More than a third of executions in 2022 were 'botched,' a report finds

A Texas death chamber located in Huntsville, TX. Photo by Joe Raedle - Getty Images

Earlier this year, Arizona executioners struggled to insert an IV line into a man on death row, and had to be guided by the prisoner himself on how to do so. And in Alabama, the execution team reportedly struggled for hours to find a vein.

These cases were among seven botched execution attempts recorded in 2022. Death penalty researchers found that mishandled incidents made up more than a third of the total number of execution attempts — a record high even as capital punishment in the U.S. remain near a 30-year low.

"The country is moving away from the death penalty at the national level, while the states that are insistent on carrying out executions have been engaging in more and more extreme conduct in trying to do so," Robert Dunham, the executive director of the Death Penalty Information Center, told NPR.

He also called the record number of botched execution attempts "conservative" because the dataset was limited to incidents in which the prisoner was inside the execution chamber.

"There were a number of executions that were called off even before they got to the execution because of failures to comply with the state protocol," Dunham said.

IV insertion is a common problem with lethal injection

This year, 18 people were executed in Texas, Oklahoma, Arizona, Alabama, Missouri and Mississippi — all by lethal injection. Many of the difficulties this year were related to difficulty inserting an IV line.

"Lethal injection looks like a medical procedure, but it's not a medical procedure," Dunham said.
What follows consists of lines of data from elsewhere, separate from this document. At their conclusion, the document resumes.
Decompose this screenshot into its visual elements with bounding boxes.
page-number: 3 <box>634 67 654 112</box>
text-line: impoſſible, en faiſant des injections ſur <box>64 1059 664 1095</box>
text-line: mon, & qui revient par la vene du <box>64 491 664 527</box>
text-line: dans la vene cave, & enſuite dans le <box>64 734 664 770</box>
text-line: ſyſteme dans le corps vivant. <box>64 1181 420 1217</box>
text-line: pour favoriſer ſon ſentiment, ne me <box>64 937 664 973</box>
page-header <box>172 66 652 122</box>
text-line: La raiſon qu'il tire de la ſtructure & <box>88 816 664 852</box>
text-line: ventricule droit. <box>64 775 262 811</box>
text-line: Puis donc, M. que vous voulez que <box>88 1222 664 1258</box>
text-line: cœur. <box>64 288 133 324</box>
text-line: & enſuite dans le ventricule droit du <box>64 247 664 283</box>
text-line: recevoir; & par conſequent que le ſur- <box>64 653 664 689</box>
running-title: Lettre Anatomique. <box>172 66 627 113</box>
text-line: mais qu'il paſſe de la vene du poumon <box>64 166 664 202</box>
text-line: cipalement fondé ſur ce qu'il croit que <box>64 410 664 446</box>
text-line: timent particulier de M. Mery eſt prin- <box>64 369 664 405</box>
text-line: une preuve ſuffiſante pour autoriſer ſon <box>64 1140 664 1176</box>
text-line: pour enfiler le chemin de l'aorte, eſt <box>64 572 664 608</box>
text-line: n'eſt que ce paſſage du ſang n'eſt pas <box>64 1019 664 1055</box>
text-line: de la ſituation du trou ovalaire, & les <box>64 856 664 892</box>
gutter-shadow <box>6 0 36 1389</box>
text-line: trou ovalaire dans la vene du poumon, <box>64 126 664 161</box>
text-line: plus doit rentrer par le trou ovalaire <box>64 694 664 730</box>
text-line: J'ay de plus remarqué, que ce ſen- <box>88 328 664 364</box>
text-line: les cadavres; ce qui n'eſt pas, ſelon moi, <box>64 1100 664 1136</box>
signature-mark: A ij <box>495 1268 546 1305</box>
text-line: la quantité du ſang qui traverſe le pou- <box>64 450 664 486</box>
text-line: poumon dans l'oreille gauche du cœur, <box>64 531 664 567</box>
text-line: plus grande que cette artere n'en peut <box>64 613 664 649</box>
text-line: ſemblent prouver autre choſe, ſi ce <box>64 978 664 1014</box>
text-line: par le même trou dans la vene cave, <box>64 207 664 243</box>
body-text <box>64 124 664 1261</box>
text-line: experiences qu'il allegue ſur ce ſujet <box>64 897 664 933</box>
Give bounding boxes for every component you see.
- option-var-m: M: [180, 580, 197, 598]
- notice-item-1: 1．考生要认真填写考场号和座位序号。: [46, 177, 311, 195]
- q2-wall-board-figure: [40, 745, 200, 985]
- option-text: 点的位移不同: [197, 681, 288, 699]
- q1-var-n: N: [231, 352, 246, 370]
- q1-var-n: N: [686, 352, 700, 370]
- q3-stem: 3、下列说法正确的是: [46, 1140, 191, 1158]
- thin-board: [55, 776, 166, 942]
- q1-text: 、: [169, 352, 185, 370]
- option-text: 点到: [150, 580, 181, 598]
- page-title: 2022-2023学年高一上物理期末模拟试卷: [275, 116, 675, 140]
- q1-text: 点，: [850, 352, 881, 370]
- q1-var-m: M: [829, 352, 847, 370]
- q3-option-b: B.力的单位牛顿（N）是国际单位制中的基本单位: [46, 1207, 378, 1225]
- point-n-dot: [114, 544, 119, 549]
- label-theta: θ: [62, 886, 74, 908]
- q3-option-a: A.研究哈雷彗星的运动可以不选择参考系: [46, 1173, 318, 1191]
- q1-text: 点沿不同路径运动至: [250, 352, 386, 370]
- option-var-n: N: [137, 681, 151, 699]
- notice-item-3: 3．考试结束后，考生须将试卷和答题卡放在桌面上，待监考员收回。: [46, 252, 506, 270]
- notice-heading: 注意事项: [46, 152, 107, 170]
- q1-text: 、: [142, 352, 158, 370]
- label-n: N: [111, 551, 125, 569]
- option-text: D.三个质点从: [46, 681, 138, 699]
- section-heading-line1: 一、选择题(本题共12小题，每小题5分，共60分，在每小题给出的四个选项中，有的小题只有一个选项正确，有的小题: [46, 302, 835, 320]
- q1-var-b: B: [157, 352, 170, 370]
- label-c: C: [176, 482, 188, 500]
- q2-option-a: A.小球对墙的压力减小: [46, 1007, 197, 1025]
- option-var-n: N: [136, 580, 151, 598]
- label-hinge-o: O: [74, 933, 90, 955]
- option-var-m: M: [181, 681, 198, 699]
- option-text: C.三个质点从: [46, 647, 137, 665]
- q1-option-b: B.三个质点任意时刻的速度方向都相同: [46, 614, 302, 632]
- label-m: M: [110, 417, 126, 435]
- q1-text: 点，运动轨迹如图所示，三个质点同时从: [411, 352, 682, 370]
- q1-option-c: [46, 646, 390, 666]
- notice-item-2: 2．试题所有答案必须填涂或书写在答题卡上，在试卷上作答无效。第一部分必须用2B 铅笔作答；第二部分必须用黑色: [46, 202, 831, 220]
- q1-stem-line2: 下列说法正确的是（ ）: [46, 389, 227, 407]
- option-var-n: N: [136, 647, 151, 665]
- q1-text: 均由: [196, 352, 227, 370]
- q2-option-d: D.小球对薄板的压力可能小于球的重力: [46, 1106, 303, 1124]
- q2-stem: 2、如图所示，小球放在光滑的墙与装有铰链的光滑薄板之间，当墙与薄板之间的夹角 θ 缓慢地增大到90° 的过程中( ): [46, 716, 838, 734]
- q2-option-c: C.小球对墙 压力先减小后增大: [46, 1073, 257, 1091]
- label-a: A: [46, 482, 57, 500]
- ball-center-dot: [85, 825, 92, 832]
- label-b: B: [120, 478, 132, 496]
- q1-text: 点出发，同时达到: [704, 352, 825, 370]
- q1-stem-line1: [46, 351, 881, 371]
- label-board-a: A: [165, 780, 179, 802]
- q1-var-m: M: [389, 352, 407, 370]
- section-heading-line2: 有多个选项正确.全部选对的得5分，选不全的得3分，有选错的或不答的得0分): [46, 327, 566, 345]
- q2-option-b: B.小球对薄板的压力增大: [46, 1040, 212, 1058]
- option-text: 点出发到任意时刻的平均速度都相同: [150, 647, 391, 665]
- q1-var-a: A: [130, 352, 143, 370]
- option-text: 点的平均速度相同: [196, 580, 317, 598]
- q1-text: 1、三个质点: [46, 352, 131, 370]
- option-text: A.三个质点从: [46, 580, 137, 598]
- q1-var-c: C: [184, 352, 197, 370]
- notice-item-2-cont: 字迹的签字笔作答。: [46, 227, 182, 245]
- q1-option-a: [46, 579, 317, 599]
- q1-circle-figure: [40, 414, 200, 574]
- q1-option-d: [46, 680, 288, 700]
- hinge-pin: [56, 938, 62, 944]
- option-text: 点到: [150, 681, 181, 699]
While most states permit for a physician to participate in an execution, every medical association says it is unethical to do so. As a result, it is prison personnel who administer the lethal drug. According to Dunham, executioners' lack of a medical background is among the reasons that lethal injection can be problematic.
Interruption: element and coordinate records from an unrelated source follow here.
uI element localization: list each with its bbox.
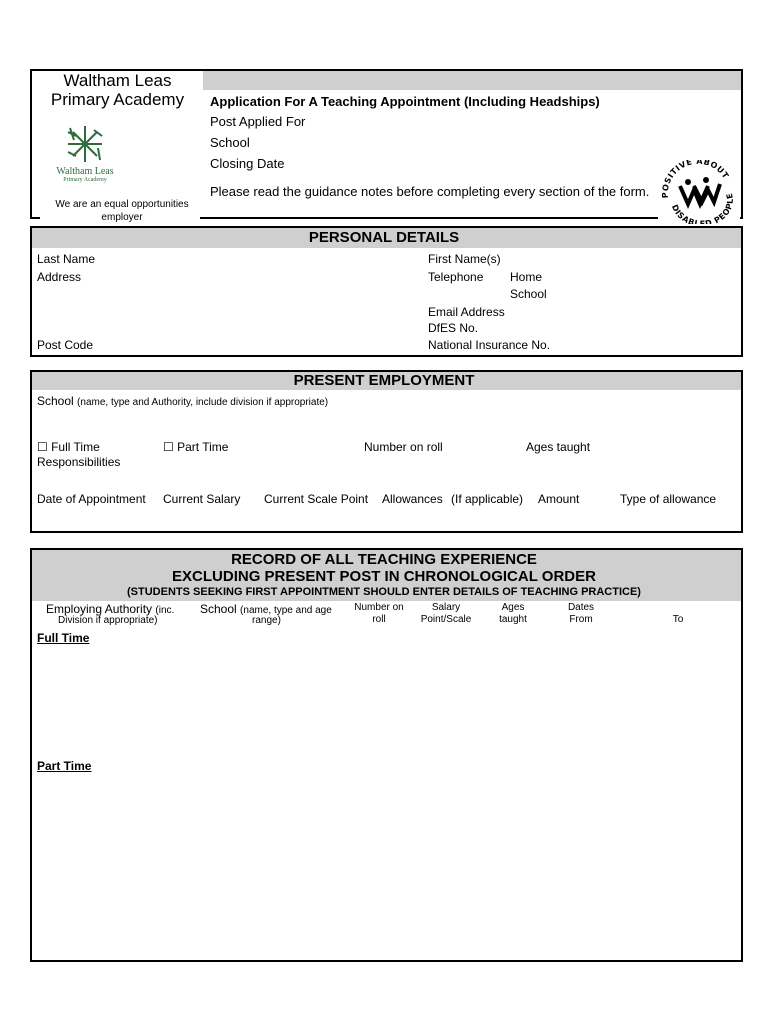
personal-details-title: PERSONAL DETAILS <box>308 229 460 246</box>
current-scale-point-label: Current Scale Point <box>264 492 369 506</box>
employment-school-label <box>37 394 328 410</box>
school-phone-label: School <box>510 287 547 301</box>
col-employing-authority-sub: Division if appropriate) <box>58 615 158 626</box>
ages-taught-label: Ages taught <box>526 440 591 454</box>
experience-title-line1: RECORD OF ALL TEACHING EXPERIENCE <box>231 551 537 568</box>
part-time-checkbox[interactable]: ☐ Part Time <box>163 440 229 454</box>
post-applied-for-label: Post Applied For <box>210 114 306 129</box>
form-title: Application For A Teaching Appointment (Including Headships) <box>210 94 600 109</box>
current-salary-label: Current Salary <box>163 492 241 506</box>
dfes-label: DfES No. <box>428 321 479 335</box>
col-dates-a: Dates <box>567 602 595 613</box>
date-of-appointment-label: Date of Appointment <box>37 492 146 506</box>
equal-opps-line1: We are an equal opportunities <box>55 199 189 210</box>
col-employing-authority: Employing Authority (inc. <box>46 602 175 616</box>
svg-text:POSITIVE ABOUT: POSITIVE ABOUT <box>660 160 731 199</box>
school-name-line1: Waltham Leas <box>63 71 172 90</box>
full-time-checkbox[interactable]: ☐ Full Time <box>37 440 100 454</box>
col-school: School (name, type and age <box>200 602 332 616</box>
post-code-label: Post Code <box>37 338 94 352</box>
col-ages-a: Ages <box>501 602 525 613</box>
positive-about-disabled-people-icon <box>658 160 740 224</box>
svg-text:DISABLED PEOPLE: DISABLED PEOPLE <box>669 191 735 224</box>
col-dates-to: To <box>672 614 684 625</box>
experience-title-line2: EXCLUDING PRESENT POST IN CHRONOLOGICAL ORDER <box>172 568 596 585</box>
if-applicable-label: (If applicable) <box>451 492 524 506</box>
col-school-sub: range) <box>252 615 281 626</box>
col-ages-b: taught <box>499 614 527 625</box>
address-label: Address <box>37 270 82 284</box>
last-name-label: Last Name <box>37 252 96 266</box>
header-grey-bar <box>203 71 741 90</box>
logo-text: Waltham Leas <box>56 166 114 177</box>
first-names-label: First Name(s) <box>428 252 501 266</box>
telephone-label: Telephone <box>428 270 484 284</box>
guidance-note: Please read the guidance notes before completing every section of the form. <box>210 184 650 199</box>
school-label: School <box>210 135 250 150</box>
part-time-section-label: Part Time <box>37 759 92 773</box>
col-salary-a: Salary <box>431 602 461 613</box>
school-name-line2: Primary Academy <box>50 90 185 109</box>
home-phone-label: Home <box>510 270 543 284</box>
experience-subtitle: (STUDENTS SEEKING FIRST APPOINTMENT SHOULD ENTER DETAILS OF TEACHING PRACTICE) <box>127 586 641 598</box>
present-employment-title: PRESENT EMPLOYMENT <box>293 372 475 389</box>
closing-date-label: Closing Date <box>210 156 285 171</box>
col-number-on-roll-a: Number on <box>354 602 404 613</box>
type-of-allowance-label: Type of allowance <box>620 492 717 506</box>
equal-opps-line2 <box>32 212 212 217</box>
email-label: Email Address <box>428 305 505 319</box>
employment-school-text: School <box>37 394 74 408</box>
disability-badge <box>658 160 740 224</box>
col-number-on-roll-b: roll <box>372 614 386 625</box>
ni-label: National Insurance No. <box>428 338 551 352</box>
responsibilities-label: Responsibilities <box>37 455 121 469</box>
col-salary-b: Point/Scale <box>420 614 472 625</box>
full-time-section-label: Full Time <box>37 631 90 645</box>
amount-label: Amount <box>538 492 580 506</box>
number-on-roll-label: Number on roll <box>364 440 443 454</box>
col-dates-from: From <box>569 614 593 625</box>
allowances-label: Allowances <box>382 492 443 506</box>
logo-subtext: Primary Academy <box>63 177 107 183</box>
employment-school-note: (name, type and Authority, include division if appropriate) <box>77 397 329 408</box>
The training that executioners receive is another issue. Some are given prosthetic arms to practice with, but those fail to capture the complexity of the human body, Dunham said.

Another reason why it may be difficult for staff to find a prisoners' vein is that people on death row disproportionately have health problems.

"The health of the individuals who are being scheduled for execution is worse. And stress affects health. Stress affects the accessibility to prisoners' veins," Dunham added.

More states are reckoning with lethal injection flaws

As of now, 37 states have abolished the death penalty or have not carried out an execution in over a decade.

Last week, Oregon Gov. Kate Brown ordered for the state execution chamber to be dismantled, after commuting sentences of all 17 people on Oregon's death row.

Meanwhile, Alabama and Tennessee have both conducted reviews on its execution protocols after incidents of procedural errors that led to executions being called off or postponed.

The next execution nationwide is scheduled for Jan. 3 in Missouri. Amber McLaughlin, who is on death row after being found guilty of killing an ex-girlfriend, is expected to be the first openly transgender woman to be executed.